Multiplying by -1 can be considered as being the operation that "reverses the direction" of the line, a bit like reflecting it in the zero point.
Let's work towards -3 x -2.
To start with, we'll consider 3 x 2. Easy enough, that's 6. You can, if you like, think of the number line as a piece of elastic, with a dot at the 3 point. Multiplying by 2 is like stretching the elastic to twice its length. The 3 ends up being where 6 was. Thus we illustrate 2x 3 = 6.
Now take 2 x -3. Same piece of elastic, this time the dot is at the -3 point. Stretch it to twice its length, but this time imagine it being pulled from the opposite end as well, so the negative numbers get stretched as well. The -3 ends up where the -6 was.
Now take -2 x 3. You start with the dot at the 3 point, but this time not only do you stretch the elastic to twice its length, you pull the right hand end with your left hand and the left hand end with your right hand. So the entire piece of elastic "swaps ends" before being stretched, and the 3, having been swapped with -3, then gets stretched so it now lies on the -6.

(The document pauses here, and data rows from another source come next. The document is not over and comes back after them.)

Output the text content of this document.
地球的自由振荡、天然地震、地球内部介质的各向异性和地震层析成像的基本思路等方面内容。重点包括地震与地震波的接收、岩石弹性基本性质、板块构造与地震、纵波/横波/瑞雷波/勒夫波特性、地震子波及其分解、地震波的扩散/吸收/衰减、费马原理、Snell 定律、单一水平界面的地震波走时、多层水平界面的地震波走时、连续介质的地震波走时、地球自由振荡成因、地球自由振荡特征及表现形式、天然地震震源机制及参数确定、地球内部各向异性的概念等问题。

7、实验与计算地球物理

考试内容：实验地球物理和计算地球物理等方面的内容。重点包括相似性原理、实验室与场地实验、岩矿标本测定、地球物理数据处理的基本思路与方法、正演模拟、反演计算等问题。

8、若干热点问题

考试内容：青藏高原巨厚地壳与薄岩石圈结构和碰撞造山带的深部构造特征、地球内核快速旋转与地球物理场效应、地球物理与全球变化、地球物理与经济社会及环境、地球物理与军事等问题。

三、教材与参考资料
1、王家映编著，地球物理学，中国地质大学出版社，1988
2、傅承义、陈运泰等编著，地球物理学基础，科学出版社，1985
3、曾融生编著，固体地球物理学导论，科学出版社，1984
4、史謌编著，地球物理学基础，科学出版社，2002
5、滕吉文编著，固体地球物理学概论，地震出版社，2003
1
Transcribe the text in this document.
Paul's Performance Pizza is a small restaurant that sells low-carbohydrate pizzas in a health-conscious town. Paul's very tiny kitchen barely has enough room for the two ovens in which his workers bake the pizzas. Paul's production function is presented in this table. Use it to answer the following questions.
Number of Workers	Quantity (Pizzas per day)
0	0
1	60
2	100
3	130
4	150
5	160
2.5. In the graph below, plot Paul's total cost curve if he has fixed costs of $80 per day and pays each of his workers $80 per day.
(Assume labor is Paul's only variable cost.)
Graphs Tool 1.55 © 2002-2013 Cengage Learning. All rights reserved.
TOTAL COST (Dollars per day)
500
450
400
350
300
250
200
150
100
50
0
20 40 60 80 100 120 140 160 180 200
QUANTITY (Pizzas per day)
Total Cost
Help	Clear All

Now take -2 x -3. Same thing, except the dot is at the -3 point, and when it swaps ends, it ends up at 3 before being stretched to 6.
The idea of "reversing direction" is a useful one for imagining what "multiplication by a negative number" is, it's like "multiply by its positive value, then change its sign."
When you get onto some applications in which negative number multiplication is actually used for something real-world, it will start to make proper sense, believe me - till then it's all this picturesque imaginings about elastic.
Let me know if it doesn't make sense. Point out the first line where I've lost you if not, and I'll try and make it clearer. (Might not be tonight, it's almost 11 where I am and it's a work day tomorrow and I'm *tired*!)
All the best - keep the faith!